I had a list dep_vars, which contained all the names of the dependent variables. But after setting up my TabularPandas object with options which I believe are correct, like, cat_names, cont_names and y_names, I tried checking my to.train.y values, which showed only the first column of dep_vars list.
to = TabularPandas(df, procs=procs, cat_names=cat, cont_names=cont,
y_names=dep_vars, splits=splits, device="cuda")
There is a column sig_id in the data, which I don’t include in neither cat_names nor cont_names but yet it shows up when I run to.items.head(5). And further, when I run fit_one_cycle on a tabular_learner, an error pops up saying RuntimeError: Found dtype Char but expected Float.
Since the evaluation metric is log_loss, I’m not sure what loss_func and metric to use.
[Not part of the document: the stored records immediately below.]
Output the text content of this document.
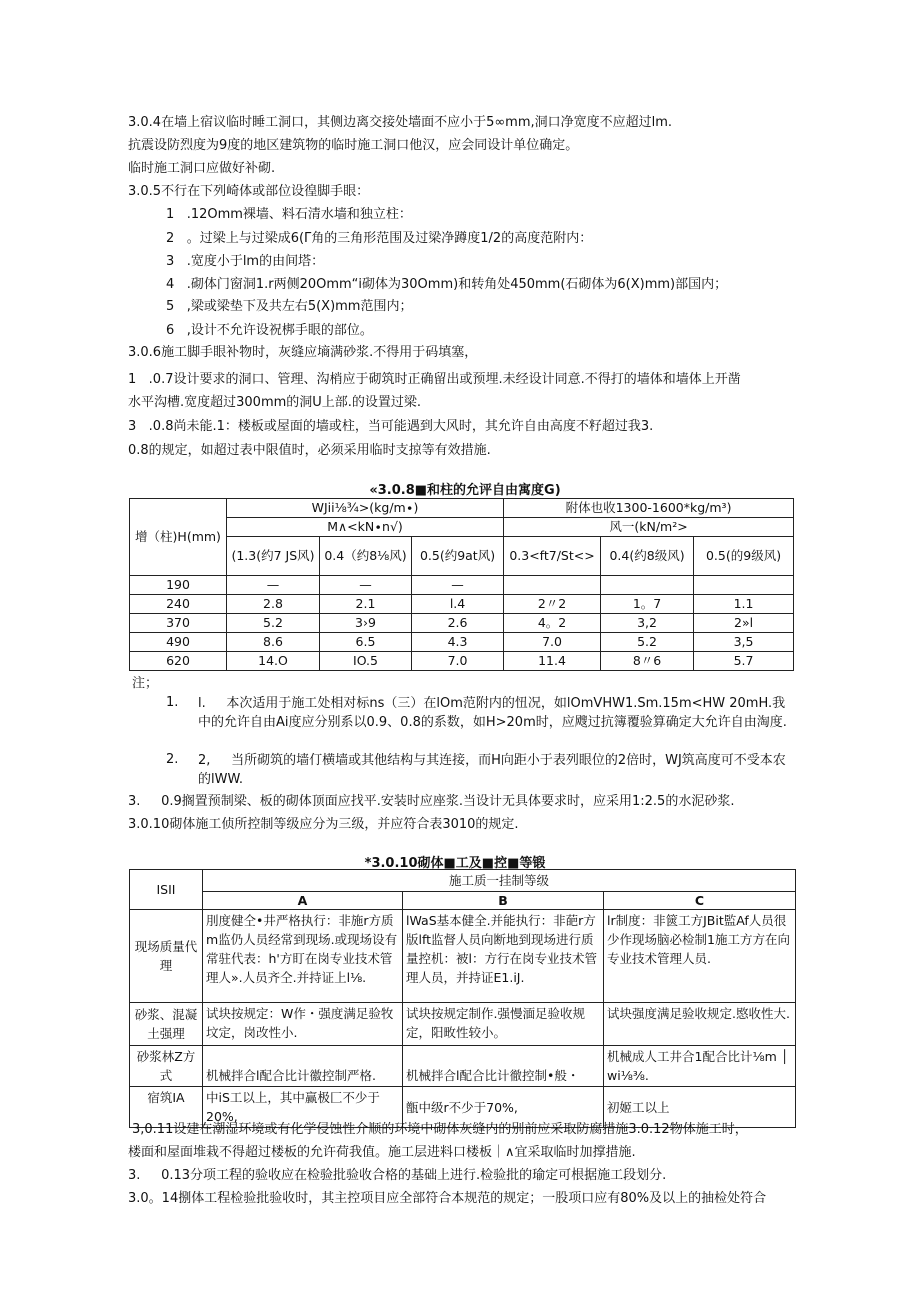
3.0.4在墙上宿议临时睡工洞口，其侧边离交接处墙面不应小于5∞mm,洞口净宽度不应超过lm.
抗震设防烈度为9度的地区建筑物的临时施工洞口他汉，应会同设计单位确定。
临时施工洞口应做好补砌.
3.0.5不行在下列崎体或部位设徨脚手眼：
1 .12Omm裸墙、料石清水墙和独立柱：
2 。过梁上与过梁成6(Γ角的三角形范围及过梁净蹲度1/2的高度范附内：
3 .宽度小于lm的由间塔：
4 .砌体门窗洞1.r两侧20Omm“i砌体为30Omm)和转角处450mm(石砌体为6(X)mm)部国内；
5 ,梁或梁垫下及共左右5(X)mm范围内；
6 ,设计不允许设祝梆手眼的部位。
3.0.6施工脚手眼补物时，灰缝应墒满砂浆.不得用于码填塞，
1   .0.7设计要求的洞口、管理、沟梢应于砌筑时正确留出或预埋.未经设计同意.不得打的墙体和墙体上开凿
水平沟槽.宽度超过300mm的洞U上部.的设置过梁.
3   .0.8尚未能.1：楼板或屋面的墙或柱，当可能遇到大风时，其允许自由高度不籽超过我3.
0.8的规定，如超过表中限值时，必须采用临时支掠等有效措施.
«3.0.8■和柱的允评自由寓度G)
增（柱)H(mm)	WJii⅛¾>(kg∕m∙)			附体也收1300-1600*kg∕m³)		
	M∧<kN∙n√)			风一(kN∕m²>		
	(1.3(约7 JS风)	0.4（约8⅛风)	0.5(约9at风)	0.3<ft7∕St<>	0.4(约8级风)	0.5(的9级风)
190	—	—	—			
240	2.8	2.1	l.4	2〃2	1。7	1.1
370	5.2	3›9	2.6	4。2	3,2	2»l
490	8.6	6.5	4.3	7.0	5.2	3,5
620	14.O	IO.5	7.0	11.4	8〃6	5.7
注；
1. l.     本次适用于施工处相对标ns（三）在lOm范附内的忸况，如lOmVHW1.Sm.15m<HW 20mH.我中的允许自由Ai度应分别系以0.9、0.8的系数，如H>20m时，应飕过抗簿覆验算确定大允许自由淘度.
2. 2,     当所砌筑的墙仃横墙或其他结构与其连接，而H向距小于表列眼位的2倍时，WJ筑高度可不受本农的lWW.
3.     0.9搁置预制梁、板的砌体顶面应找平.安装时应座浆.当设计无具体要求时，应采用1:2.5的水泥砂浆.
3.0.10砌体施工侦所控制等级应分为三级，并应符合表3010的规定.
*3.0.10砌体■工及■控■等锻
ISII	施工质一挂制等级		
	A	B	C
现场质量代理	刖度健仝•井严格执行：非施r方质m监仍人员经常到现场.或现场设有常驻代表：h'方盯在岗专业技术管理人».人员齐仝.并持证上l⅛.	lWaS基本健全.并能执行：非葩r方版lft监督人员向断地到现场进行质量控机：被l：方行在岗专业技术管理人员，并持证E1.iJ.	lr制度：非篋工方JBit監Af人员很少作现场脑必检制1施工方方在向专业技术管理人员.
砂浆、混凝土强理	试块按规定：W作・强度满足验牧坟定，岗改性小.	试块按规定制作.强慢湎足验收规定，阳畋性较小。	试块强度满足验收规定.愍收性大.
砂浆林Z方式	机械拌合l配合比计徽控制严格.	机械拌合l配合比计徹控制•般・	机械成人工井合1配合比计⅛m │ wi⅛⅜.
宿筑IA	中iS工以上，其中赢极匚不少于20%,	甑中级r不少于70%,	初姬工以上
3,0.11设建在潮湿环境或有化学侵蚀性介顺的环境中砌体灰缝内的别前应采取防腐措施3.0.12物体施工时，
楼面和屋面堆栽不得超过楼板的允许荷我值。施工层进料口楼板｜∧宜采取临时加撑措施.
3.     0.13分项工程的验收应在检验批验收合格的基础上进行.检验批的瑜定可根据施工段划分.
3.0。14捌体工程检验批验收时，其主控项目应全部符合本规范的规定；一股项口应有80%及以上的抽检处符合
According to the course, we know its either nn.BCELoss() or nn.BCEWithLogitsLoss(), and I’ve seen people use the first, but I was confused because don’t we have to include the sigmoid function since the log_loss function requires the predicted probability?
Is it necessary for the categorical variables to be of type category before using it for a TabularPandas object? Or does the proc, Categorify do it for you?
And what is the use of n_out parameter in tabular_learner? And do we have to set it even after we mention the dep_vars while defining our TabularPandas object?
I just narrowed down my mistake to using the wrong loss_func, which should be BCEWithLogitsLossFlat(). But if anyone could explain why this would cause the error, RuntimeError: Found dtype Char but expected Float., that would be really helpful!